Nei giorni scorsi, presso la Camera di Commercio di Palermo, abbiamo portato all’attenzione nazionale un tema molto importante. Insieme alle principali organizzazioni datoriali del settore sociosanitario, ci siamo confrontati sugli effetti della nuova disciplina sugli accreditamenti, che prevede la messa a gara periodica di quelli già esistenti e verificati nel tempo.
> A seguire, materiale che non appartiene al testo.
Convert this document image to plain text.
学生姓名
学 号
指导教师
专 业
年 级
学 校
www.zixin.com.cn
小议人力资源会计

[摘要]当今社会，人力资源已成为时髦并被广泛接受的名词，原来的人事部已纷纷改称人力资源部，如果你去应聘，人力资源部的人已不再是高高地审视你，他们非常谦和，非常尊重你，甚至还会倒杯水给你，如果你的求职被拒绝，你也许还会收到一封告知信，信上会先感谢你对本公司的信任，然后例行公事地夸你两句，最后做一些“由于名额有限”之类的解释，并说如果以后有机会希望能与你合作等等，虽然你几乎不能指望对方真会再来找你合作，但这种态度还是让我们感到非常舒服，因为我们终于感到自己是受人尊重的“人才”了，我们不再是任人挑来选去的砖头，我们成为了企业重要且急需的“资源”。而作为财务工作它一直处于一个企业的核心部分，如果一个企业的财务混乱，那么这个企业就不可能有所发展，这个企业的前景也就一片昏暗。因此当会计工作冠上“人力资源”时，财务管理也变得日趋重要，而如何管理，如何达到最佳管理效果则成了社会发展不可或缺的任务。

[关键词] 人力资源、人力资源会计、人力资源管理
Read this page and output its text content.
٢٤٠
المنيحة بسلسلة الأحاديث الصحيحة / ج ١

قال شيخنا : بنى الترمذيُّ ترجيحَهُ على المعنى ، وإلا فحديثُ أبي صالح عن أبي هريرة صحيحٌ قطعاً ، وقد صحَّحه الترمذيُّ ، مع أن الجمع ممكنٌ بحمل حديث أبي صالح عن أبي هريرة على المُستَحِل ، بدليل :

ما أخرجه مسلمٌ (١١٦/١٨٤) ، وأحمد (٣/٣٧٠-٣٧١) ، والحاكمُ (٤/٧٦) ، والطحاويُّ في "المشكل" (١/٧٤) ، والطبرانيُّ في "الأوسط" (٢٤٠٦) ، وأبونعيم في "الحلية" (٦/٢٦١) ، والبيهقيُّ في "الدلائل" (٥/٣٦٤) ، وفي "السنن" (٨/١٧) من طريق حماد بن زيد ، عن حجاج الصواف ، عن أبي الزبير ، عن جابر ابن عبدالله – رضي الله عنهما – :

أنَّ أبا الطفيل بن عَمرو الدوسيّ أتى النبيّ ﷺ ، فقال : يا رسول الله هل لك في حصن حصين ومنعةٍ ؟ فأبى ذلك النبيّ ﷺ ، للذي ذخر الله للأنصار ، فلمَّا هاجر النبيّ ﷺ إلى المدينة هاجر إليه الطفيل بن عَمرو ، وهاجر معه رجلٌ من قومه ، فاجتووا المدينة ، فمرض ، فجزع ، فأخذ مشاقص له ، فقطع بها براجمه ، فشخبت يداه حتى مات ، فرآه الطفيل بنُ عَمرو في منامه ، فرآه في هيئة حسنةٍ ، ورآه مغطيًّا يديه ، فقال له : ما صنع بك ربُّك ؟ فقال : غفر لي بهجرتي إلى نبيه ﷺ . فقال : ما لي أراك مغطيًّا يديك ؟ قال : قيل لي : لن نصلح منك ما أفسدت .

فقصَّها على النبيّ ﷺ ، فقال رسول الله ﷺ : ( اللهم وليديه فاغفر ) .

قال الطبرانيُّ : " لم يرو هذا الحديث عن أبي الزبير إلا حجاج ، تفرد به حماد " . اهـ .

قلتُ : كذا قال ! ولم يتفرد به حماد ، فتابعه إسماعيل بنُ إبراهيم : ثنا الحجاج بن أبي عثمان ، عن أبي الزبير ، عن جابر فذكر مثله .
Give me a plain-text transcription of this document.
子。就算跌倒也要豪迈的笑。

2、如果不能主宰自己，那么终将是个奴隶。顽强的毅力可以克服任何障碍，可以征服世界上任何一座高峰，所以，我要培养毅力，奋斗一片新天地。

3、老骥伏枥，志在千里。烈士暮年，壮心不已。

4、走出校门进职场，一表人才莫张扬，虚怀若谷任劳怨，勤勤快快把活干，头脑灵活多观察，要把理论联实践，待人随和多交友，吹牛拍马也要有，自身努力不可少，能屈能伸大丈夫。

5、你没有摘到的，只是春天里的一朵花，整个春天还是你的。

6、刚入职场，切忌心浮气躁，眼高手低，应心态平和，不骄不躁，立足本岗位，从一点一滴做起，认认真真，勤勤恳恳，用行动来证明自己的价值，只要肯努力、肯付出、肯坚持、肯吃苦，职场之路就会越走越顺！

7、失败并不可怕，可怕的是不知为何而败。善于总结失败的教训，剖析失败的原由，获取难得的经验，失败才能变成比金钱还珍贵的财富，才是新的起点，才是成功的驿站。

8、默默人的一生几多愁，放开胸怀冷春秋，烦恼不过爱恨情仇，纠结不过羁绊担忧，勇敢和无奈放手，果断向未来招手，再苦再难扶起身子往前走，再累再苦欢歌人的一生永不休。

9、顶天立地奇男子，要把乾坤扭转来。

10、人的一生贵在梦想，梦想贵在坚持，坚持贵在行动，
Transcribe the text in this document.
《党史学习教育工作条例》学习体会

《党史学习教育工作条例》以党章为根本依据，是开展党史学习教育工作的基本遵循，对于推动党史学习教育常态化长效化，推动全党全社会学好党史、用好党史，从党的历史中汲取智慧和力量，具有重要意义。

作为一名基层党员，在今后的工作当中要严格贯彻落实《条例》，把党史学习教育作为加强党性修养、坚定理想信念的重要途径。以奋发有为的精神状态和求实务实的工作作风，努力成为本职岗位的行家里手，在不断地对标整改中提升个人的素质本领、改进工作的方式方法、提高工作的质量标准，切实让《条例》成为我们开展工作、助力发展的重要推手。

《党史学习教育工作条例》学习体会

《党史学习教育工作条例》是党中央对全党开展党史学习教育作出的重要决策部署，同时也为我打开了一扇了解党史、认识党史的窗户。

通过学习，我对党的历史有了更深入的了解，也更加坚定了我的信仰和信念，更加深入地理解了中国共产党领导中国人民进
Senza adeguati correttivi, questa impostazione rischia di compromettere la continuità assistenziale e la sostenibilità delle strutture che operano nelle aree interne e nei territori più disagiati.
Il risultato sarebbe devastante: molte piccole e medie realtà potrebbero non reggere l’impatto, lasciando senza servizi proprio i cittadini più bisognosi delle zone più fragili.
Insieme alle altre sigle datoriali, abbiamo costruito una proposta equilibrata per tutelare la sanità di prossimità e garantire continuità assistenziale, riportando al centro un principio essenziale: la cura è un bene comunitario e ogni riforma deve assicurare equità per tutti i cittadini.
Queste sono le battaglie che portiamo avanti ogni giorno, quelle in cui crediamo per un sistema più giusto e vicino ai territori.